Privacy Filter runs after Tesseract OCR extracts text with per-word bounding boxes. The backend reconstructs the full text with a char-offset-to-box map, runs Privacy Filter once over the whole text, then looks up detected character spans against the word map and joins them into pixel rectangles per line.
gr.ImageEditor supports layered annotation and is a reasonable starting point for image redaction. But the workflow I wanted (per-bar category metadata, toggle all bars in a category at once, client-side PNG export at natural resolution with no server round-trip) was cleaner to build on a custom frontend. gr.Server hands back pixel rectangles from one queued endpoint and lets the canvas own everything else:
@server.api(name="anonymize_screenshot")
def anonymize_screenshot(image: FileData) -> dict:
img = Image.open(image["path"]).convert("RGB")
full_text, char_to_box = ocr_image(img)
spans = run_privacy_filter(full_text)
boxes = spans_to_pixel_boxes(spans, char_to_box)
return {
"image_data_url": pil_to_base64(img),
"width": img.width,
"height": img.height,
"boxes": boxes,
}
The frontend invokes it with client.predict("/anonymize_screenshot", { image: handle_file(file) }), same pattern as above. Toggles, drags, new-bar drawing, and PNG export all happen client-side. The server never sees the final image.
3. SmartRedact Paste
Try it at ysharma/OPF-SmartRedact-Paste.
This is the simplest and maybe the most useful. Paste sensitive text, get a public URL that shows the redacted version, and a private reveal link that shows the original. Think of it as a pastebin that automatically redacts PII.
The backend stores the original text with the detected spans. The public endpoint renders the text with spans replaced by category labels (e.g., [PERSON], [EMAIL]). The private endpoint returns the raw text. Both are served from the same gr.Server instance, with the public one just being another route that applies the redaction logic.
@server.get("/paste/{paste_id}")
async def get_public_paste(paste_id: str):
paste = db.get(paste_id)
redacted = apply_redaction(paste["text"], paste["spans"])
return HTMLResponse(render_redacted_page(redacted))
@server.get("/paste/{paste_id}/reveal")
async def get_private_paste(paste_id: str, token: str):
paste = db.get(paste_id)
if token != paste["reveal_token"]:
raise HTTPException(status_code=403)
return HTMLResponse(render_private_page(paste["text"]))
No model inference on read, just text manipulation. The model only runs once when the paste is created.
What I actually think about all this
The model is good. Not perfect — it flagged a URL that was clearly a test string as a secret, and it missed a phone number in a noisy screenshot. But the 128k context is the real differentiator.

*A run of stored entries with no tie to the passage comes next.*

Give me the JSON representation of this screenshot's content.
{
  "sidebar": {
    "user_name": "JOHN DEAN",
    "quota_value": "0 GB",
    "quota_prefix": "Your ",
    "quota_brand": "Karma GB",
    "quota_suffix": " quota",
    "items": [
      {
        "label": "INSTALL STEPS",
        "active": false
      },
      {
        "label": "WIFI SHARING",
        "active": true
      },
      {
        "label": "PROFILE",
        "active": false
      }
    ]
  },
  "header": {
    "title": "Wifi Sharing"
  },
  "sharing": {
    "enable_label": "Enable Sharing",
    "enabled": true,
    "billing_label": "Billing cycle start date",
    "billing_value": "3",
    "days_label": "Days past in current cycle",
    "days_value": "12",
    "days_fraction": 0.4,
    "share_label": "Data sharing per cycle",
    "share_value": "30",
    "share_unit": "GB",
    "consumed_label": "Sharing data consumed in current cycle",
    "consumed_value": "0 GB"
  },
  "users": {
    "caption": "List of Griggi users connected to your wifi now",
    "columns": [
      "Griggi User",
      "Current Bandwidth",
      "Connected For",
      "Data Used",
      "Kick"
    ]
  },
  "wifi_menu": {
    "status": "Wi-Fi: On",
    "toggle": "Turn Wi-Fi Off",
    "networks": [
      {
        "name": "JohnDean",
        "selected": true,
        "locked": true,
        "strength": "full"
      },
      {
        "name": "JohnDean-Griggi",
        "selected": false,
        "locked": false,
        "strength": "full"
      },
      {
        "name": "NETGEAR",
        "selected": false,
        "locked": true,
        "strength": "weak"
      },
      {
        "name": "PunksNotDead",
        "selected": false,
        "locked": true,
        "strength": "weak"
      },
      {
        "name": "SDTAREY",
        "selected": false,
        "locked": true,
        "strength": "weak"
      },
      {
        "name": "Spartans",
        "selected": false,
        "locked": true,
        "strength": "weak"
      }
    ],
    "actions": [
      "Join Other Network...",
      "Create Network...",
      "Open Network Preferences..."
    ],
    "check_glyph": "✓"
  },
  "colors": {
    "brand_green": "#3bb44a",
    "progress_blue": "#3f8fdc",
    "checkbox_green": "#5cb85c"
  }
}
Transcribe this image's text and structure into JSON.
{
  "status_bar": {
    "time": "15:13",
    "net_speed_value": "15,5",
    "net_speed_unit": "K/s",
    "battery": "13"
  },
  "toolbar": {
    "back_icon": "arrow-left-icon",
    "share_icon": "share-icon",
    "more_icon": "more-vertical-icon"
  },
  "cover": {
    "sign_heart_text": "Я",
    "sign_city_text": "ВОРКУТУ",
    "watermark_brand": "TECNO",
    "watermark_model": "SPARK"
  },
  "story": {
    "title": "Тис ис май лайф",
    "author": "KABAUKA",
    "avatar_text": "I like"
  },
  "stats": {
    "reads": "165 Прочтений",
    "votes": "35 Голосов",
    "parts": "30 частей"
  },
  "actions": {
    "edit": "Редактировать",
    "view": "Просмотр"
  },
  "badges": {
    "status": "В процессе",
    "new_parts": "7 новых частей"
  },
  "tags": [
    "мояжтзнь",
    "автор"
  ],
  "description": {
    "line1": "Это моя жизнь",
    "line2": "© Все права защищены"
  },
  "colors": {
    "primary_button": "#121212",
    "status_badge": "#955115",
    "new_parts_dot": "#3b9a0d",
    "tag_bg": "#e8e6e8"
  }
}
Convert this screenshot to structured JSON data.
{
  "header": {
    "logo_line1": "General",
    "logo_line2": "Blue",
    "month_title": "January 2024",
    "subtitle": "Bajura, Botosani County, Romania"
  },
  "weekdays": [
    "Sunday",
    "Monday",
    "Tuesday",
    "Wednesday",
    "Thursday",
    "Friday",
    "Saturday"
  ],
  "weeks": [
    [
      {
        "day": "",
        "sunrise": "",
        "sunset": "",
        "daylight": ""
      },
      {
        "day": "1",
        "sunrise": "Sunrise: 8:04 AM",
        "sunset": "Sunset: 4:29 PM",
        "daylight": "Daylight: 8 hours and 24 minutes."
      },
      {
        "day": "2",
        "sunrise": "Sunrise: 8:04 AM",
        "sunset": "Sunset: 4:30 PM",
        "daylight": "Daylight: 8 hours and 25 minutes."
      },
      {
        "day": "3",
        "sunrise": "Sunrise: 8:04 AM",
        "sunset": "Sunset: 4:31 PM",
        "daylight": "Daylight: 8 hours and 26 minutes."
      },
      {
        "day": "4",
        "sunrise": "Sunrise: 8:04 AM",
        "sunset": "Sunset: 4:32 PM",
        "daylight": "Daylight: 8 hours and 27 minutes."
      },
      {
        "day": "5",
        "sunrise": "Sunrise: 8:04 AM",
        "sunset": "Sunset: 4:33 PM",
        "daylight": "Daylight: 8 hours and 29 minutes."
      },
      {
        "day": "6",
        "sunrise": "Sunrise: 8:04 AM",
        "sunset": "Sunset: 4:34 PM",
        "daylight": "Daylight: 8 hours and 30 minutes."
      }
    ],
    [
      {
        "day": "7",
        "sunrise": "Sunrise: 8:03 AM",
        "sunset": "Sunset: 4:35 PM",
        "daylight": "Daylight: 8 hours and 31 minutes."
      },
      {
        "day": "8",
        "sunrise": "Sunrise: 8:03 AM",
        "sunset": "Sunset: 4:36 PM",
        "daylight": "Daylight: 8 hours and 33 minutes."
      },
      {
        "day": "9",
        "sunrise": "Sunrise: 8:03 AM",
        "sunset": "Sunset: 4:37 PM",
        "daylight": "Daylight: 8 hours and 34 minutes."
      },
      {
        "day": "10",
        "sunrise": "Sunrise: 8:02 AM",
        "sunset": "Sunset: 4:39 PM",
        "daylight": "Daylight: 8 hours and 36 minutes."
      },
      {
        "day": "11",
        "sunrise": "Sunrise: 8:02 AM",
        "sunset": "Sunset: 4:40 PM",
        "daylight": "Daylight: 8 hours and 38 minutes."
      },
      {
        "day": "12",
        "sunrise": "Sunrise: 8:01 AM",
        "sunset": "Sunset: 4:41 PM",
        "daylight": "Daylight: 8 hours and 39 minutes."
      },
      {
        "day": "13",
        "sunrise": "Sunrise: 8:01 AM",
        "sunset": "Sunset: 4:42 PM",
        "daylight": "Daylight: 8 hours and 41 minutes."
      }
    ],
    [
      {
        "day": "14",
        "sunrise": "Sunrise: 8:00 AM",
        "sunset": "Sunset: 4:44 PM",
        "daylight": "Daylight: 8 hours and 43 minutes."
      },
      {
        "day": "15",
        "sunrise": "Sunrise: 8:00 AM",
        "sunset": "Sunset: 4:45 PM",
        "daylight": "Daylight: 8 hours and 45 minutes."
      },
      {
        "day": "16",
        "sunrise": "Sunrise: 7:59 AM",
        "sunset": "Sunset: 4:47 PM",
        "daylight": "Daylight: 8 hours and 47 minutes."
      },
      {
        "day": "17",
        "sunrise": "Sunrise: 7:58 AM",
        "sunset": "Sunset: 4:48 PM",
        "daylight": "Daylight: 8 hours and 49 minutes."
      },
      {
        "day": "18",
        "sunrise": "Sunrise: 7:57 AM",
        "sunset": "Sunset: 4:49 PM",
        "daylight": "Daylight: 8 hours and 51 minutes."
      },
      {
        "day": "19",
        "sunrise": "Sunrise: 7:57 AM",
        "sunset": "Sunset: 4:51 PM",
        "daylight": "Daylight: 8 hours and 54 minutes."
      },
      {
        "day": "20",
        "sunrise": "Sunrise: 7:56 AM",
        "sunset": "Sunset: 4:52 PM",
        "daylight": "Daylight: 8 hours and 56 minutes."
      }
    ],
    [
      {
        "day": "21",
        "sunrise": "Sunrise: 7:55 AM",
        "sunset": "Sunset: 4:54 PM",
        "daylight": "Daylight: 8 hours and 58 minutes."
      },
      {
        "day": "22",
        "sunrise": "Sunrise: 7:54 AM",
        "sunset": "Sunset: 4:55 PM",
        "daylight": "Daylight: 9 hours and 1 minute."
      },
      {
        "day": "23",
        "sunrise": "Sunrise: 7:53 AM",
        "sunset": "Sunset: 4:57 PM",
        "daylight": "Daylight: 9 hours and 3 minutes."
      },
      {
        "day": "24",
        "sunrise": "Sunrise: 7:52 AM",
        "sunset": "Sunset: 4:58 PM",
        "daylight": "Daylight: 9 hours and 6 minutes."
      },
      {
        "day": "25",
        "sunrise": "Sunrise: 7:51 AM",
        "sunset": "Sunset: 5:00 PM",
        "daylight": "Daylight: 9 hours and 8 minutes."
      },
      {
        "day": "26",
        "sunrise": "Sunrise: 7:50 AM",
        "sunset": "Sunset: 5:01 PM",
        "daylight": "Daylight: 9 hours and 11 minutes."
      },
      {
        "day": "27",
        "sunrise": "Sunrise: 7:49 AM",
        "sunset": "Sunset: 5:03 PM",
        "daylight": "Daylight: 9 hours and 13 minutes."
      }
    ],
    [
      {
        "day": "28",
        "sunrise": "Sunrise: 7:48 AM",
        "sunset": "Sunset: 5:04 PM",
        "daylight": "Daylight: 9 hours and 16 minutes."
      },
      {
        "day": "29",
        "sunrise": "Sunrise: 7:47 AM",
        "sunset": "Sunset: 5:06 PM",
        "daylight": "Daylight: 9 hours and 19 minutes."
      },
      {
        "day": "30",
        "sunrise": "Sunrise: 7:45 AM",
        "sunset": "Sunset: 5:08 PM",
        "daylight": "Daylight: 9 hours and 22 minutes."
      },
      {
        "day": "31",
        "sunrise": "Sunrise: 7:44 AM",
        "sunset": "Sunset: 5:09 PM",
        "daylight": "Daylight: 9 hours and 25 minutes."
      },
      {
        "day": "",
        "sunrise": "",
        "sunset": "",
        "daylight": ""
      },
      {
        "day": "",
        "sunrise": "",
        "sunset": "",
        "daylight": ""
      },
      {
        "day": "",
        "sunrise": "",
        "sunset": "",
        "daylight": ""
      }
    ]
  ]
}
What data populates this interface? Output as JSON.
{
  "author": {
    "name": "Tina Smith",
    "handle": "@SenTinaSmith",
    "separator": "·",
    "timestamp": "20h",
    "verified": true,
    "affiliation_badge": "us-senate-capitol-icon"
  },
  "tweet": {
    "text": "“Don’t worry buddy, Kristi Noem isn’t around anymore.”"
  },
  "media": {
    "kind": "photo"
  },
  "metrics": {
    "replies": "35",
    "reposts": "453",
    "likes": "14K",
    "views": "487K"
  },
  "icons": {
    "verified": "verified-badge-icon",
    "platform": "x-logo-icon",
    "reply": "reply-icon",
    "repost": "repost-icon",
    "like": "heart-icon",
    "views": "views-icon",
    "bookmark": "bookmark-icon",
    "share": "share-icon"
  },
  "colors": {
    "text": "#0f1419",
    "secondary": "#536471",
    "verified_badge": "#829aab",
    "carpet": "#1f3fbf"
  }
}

No chunking means no boundary errors, no double-counting tokens, no complex stitching logic. That alone makes it worth trying for any document processing pipeline.
gradio.Server is the unsung hero here. It’s not flashy, but it solves a real problem: you want a custom frontend without rebuilding auth, queueing, GPU allocation, and client SDKs from scratch. The decorator pattern means your API endpoints are also Gradio endpoints, which means they work with Spaces, ZeroGPU, and the JS client out of the box. I’ve seen too many projects where the backend and frontend are two separate repos with two separate deployment pipelines. This collapses that into one.
The Image Anonymizer is the one I’d actually use. The canvas-based editing is smoother than I expected, and the client-side export means no server load for final rendering. If you deal with screenshots of internal tools or customer data, this is worth a bookmark.
SmartRedact Paste is clever but niche. I can see it being useful for support teams sharing logs or for legal reviews. The two-link pattern (public redacted, private original) is a good UX choice.
If you want to build something similar, the code is on the Hub. The model is Apache 2.0, so no licensing headaches. The apps are all in Spaces. Fork them, break them, make them better.